This project focuses on optimising small molecules that stabilize the FGE protein, as pharmacological agents for therapeutic intervention of MSD. It has previously been shown that MSD is caused by SUMF1 missense mutations, resulting in unstable FGE with low catalytic functionality. Our therapeutic strategy is based on the rationale that small molecules potently binding at the surface of FGE mutants will act as pharmacological chaperones, stabilising the protein and rescuing its catalytic activity towards sulfatase substrates.
In earlier work (unpublished) we have identified/validated dozens of unoptimized ligands of FGE using 1) biophysical and crystallographic screening of ~ 3500 fragments; 2) DNA encoded libraries technology (DELT) for screening ~ 11 billion lead size compounds (Roche, Basel, Switzerland).

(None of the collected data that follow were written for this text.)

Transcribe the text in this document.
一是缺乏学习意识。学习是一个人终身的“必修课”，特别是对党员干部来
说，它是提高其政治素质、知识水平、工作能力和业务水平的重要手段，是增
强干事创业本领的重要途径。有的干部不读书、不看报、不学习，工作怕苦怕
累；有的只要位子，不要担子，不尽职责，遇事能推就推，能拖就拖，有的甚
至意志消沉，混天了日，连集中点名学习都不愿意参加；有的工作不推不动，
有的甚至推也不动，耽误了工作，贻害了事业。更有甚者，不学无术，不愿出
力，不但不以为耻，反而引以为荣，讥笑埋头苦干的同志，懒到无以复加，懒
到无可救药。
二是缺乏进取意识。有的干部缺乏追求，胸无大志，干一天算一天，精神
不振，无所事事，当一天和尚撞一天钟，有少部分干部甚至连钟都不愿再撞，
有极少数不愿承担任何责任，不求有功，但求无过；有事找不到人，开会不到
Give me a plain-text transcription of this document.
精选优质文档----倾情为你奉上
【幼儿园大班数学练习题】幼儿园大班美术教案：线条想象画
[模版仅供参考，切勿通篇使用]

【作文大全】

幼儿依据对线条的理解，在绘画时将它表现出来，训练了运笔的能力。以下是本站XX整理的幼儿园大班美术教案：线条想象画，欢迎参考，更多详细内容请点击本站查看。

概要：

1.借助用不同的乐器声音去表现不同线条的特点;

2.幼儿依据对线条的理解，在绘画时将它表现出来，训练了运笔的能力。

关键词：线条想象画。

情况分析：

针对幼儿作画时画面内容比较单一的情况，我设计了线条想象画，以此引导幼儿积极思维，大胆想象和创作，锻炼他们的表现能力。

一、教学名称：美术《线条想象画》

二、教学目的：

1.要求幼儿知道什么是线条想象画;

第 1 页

Here, we are delineating our strategy for optimising these hits into highly potent ligands that could be developed into sought drugs. A key focus is on medicinal chemistry, building on biophysical and structural data accumulated in recent years. This will involve 1) the structure- based design of novel high-affinity molecules, by exploring “growing”, “merging” and “linking” approaches on structurally validated (i.e. crystal structures of protein-ligand complexes) hits from past fragment and DELT screens, supported by computational modelling; 2) the chemical synthesis and purification of the designed libraries of molecules; 3) assessment of their binding potency (Kd) and ability to stabilise FGE using in vitro biophysical/biochemical assays; and 4) evaluating the therapeutic effect of most promising in vitro candidates in MSD-derived cells.
This project brings together the synergistic expertise of the applicants spanning across complementary disciplines, including synthetic medicinal chemistry, biophysics, biochemistry, computational studies, molecular/structural/cell biology and clinical sciences. In a long- standing and well-established collaboration we showed that FGE is potentially druggable and successfully identified many promising hits. Reaping the benefits of our previous work, we will now optimize our hits into drug-like leads.